After watching sunrise at the Seongsan Ilchulbong Peak, we decided to head toward the coastline of Seopjikoji. As we walked toward the bus stop, a cab stopped for us, and we hopped in. Turns out the bus doesn’t take you all the way to the parking lot. The fare from the main road to the parking lot of Seopjiko, is the base fare, and it makes good sense to reach before tourists start pouring in. This particular coastline has featured in a number of Korean dramas making it a magnet for K-Drama fans.
Although, we aren’t hooked on K-Dramas, Seopjikoji’s coastline looked stunning in all pictures. That was reason enough for us to make it here. And, once we reached the parking lot, with a vantage view of the coast, we knew it was worth it. It’s a short walk to the lighthouse and the route snakes out as the rocky face hugs the choppy coastline. In the month of November, the winds were pretty strong, and despite being a warm sunny day — it was quite cold.

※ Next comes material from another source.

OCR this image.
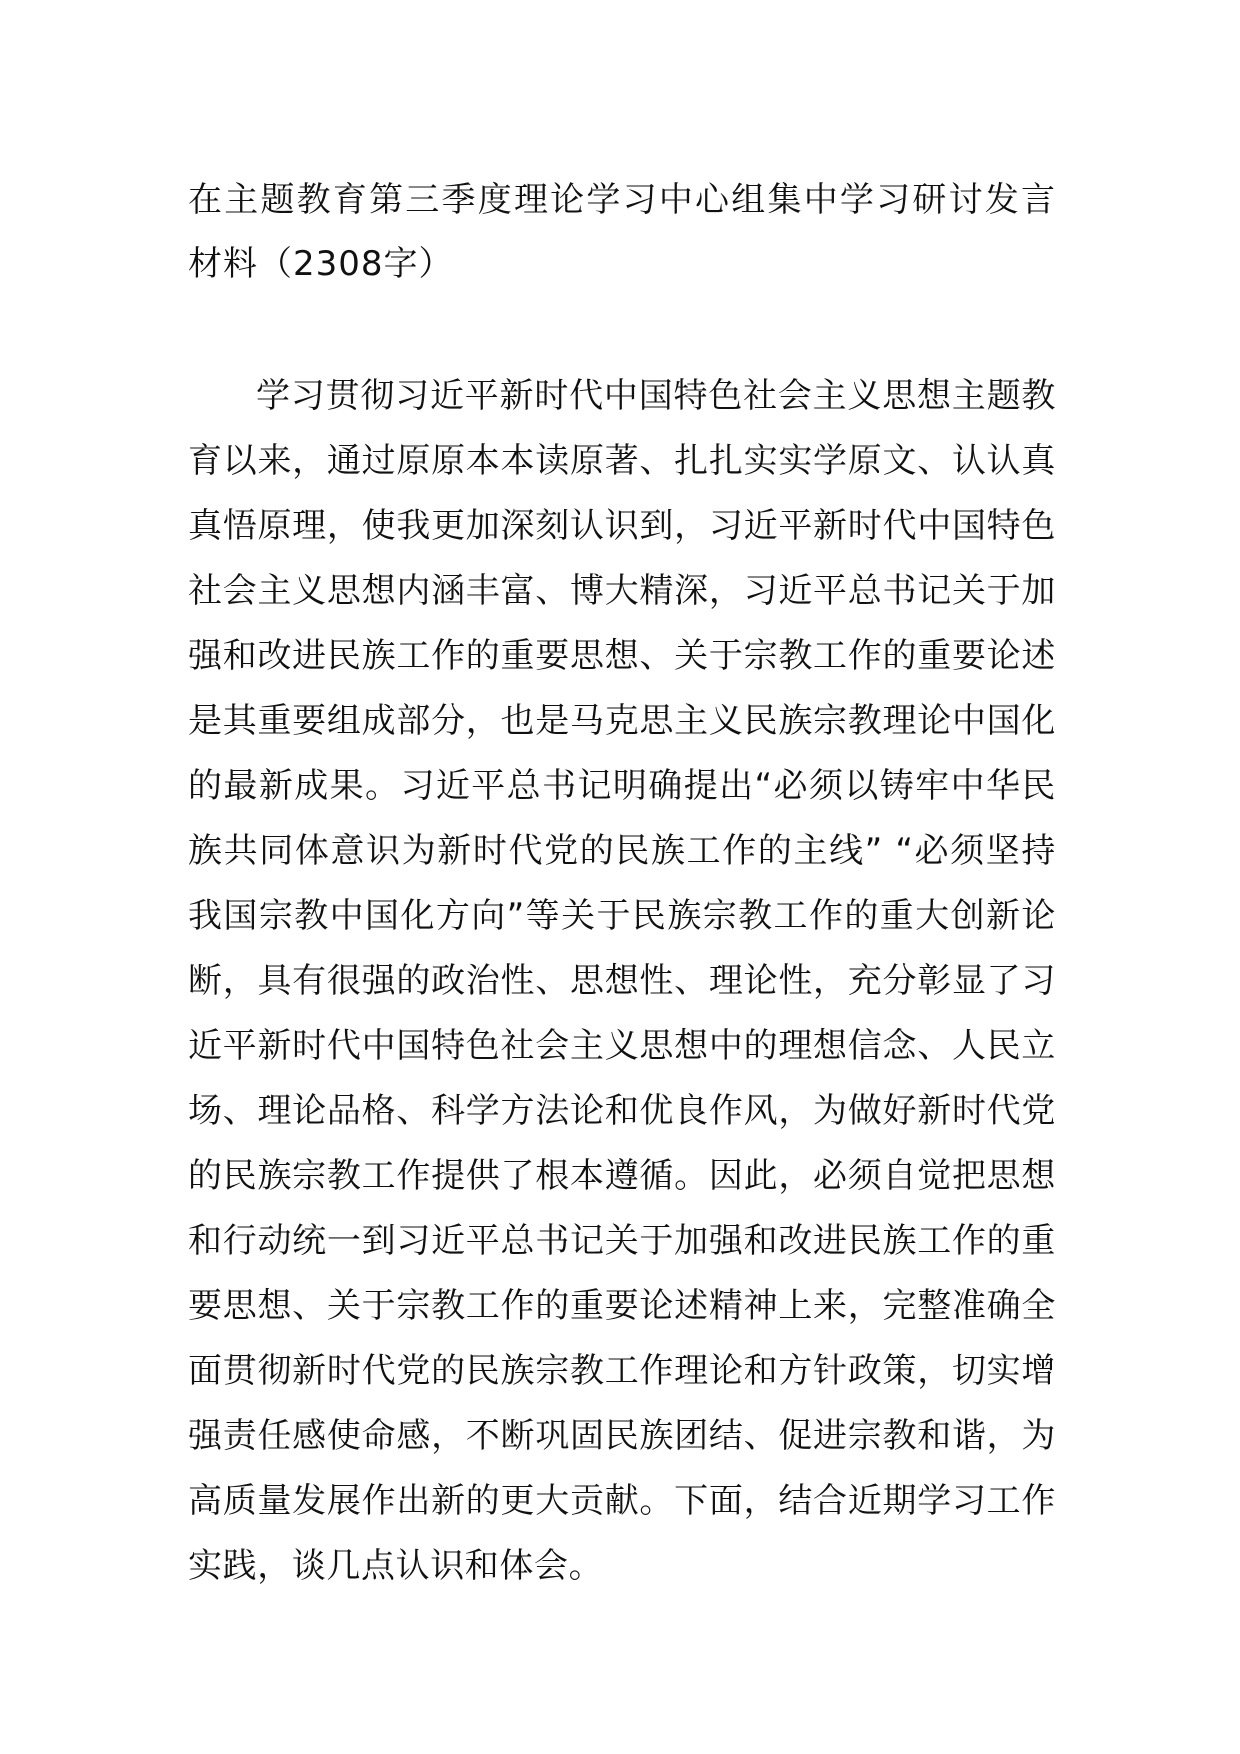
在主题教育第三季度理论学习中心组集中学习研讨发言材料（2308字）

学习贯彻习近平新时代中国特色社会主义思想主题教育以来，通过原原本本读原著、扎扎实实学原文、认认真真悟原理，使我更加深刻认识到，习近平新时代中国特色社会主义思想内涵丰富、博大精深，习近平总书记关于加强和改进民族工作的重要思想、关于宗教工作的重要论述是其重要组成部分，也是马克思主义民族宗教理论中国化的最新成果。习近平总书记明确提出“必须以铸牢中华民族共同体意识为新时代党的民族工作的主线” “必须坚持我国宗教中国化方向”等关于民族宗教工作的重大创新论断，具有很强的政治性、思想性、理论性，充分彰显了习近平新时代中国特色社会主义思想中的理想信念、人民立场、理论品格、科学方法论和优良作风，为做好新时代党的民族宗教工作提供了根本遵循。因此，必须自觉把思想和行动统一到习近平总书记关于加强和改进民族工作的重要思想、关于宗教工作的重要论述精神上来，完整准确全面贯彻新时代党的民族宗教工作理论和方针政策，切实增强责任感使命感，不断巩固民族团结、促进宗教和谐，为高质量发展作出新的更大贡献。下面，结合近期学习工作实践，谈几点认识和体会。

The climb to the top of the lighthouse isn’t a challenge. It’s the wind that makes it a desperate fight against the fear of losing your balance. The view from the top is quite spectacular. I wished there were fewer tourists and I could get a moment of solitude to take in the beauty. I guess, it’s the price you pay, for choosing to visit a popular tourist destination. A steady stream of tourists made it to the top, squealed at the view, clicked selfies, and walked down — only to be replaced by the next set of tourists.
The walk down was more tricky. There were many moments, in which, I thought the wind might actually want to take me along for a ride. Fortunately, the view makes you forget about those queasy moments. And as the sun shone, the waters changed from blue to green and blue again.
We continued walking toward the shore without wanting to reach anywhere. We stopped, many times, to peak over and see how far we had walked or how different the view looked. And fortunately, few tourists followed this path, because they had to make it back to their tour buses in the parking lot.
The road to nowhere lead to the edge of the rocky bed of the sea. Waves occasionally broke the silence and then, a sense of calm prevailed again. In the foreground, Seongsan Ilchulbong Peak dramatically rose from the sea. Who would have thought, couple of hours back, we were on top of it — looking at this side.
We kept walking and didn’t mind the sun shining brightly or where our feet took us. And that’s what I love about walks like these. When you don’t have to reach anywhere, everywhere looks beautiful. We passed by the Haenyeo installation, Aqua Planet, and a quiet cove with empty boats. As we crossed the main street, we chanced upon another beach (my best guess would be Sinyang Beach). It was approaching noon, and on a cold day, it was deserted. It almost felt like Basil and I were marooned on a scenic beach — in the middle of nowhere. Seaweed floated on the waves and glistened in sunlight. The water were pristine and Basil was stupid enough to remove his shoes and sink his feet in the cold water. I thought it would have been stupid if I didn’t follow him.
After 20 odd minutes, we continued walking towards the peak. It was our beacon of sorts. Instead of following the main road, we turned at one of the alleys, and entered a quaint village town. Tractors, trucks, tiled rooftops, and narrow roads dominated the scene. We walked aimlessly looking to see if we could grab a bite to eat somewhere. Mildly dejected and reasonably hungry, we continued walking and realised, we might be a little lost. We did figure the way back to the main road and somewhere near the farms, an elderly lady looked at Basil and smiled. When I wished her, she was pleasantly surprised and smiled back. And that’s what I love about small towns and villages like these. The warmth is hard to find in the cities and often gets lost in towering buildings or glitzy lights.
As we crossed the main street and reached back to Gwangchigi Beach, we couldn’t believe how beautiful the sea looked. The day before, we had walked right into the sea, and it looked nothing like what we saw in front of us. We continued walking and it was getting to be a little difficult to trudge along the path. We were greeted by two Korean (Olle Trail) walkers. They were happy and surprised to see foreigners walk on the same path. And as we greeted them and waved, I realised, why I love to travel rather than stay. When we came across the Olle route marker, we knew we’d accidentally discovered one of the routes.
The Haenyeo divers performance was scheduled for the afternoon. So we walked back to Seongsan Ilchulbong Peak. This time, unlike our early morning hike, we paid for the entrance ticket, and walked down a steep set of stairs. Oddly enough, there was no performance for the day. So we looked around, submitted to the throes of tourism, tried to overlook environmental pollution, marvelled at the rocky bed, and hoped that hunger wouldn’t take over.
There’s a small temple (Dongamsa Temple) as you come out of the entrance and walk toward the parking lot. It’s peaceful and the chants of Buddhist hymns fill the air. In a split second, it might even be possible, to forget the chaos and tourist frenzy that surrounds the peak. If you close your eyes and try to take in everything you saw in Jeju — it might look like a time-lapse of beautiful places — made up of sun, earth, sky, wind, and sea.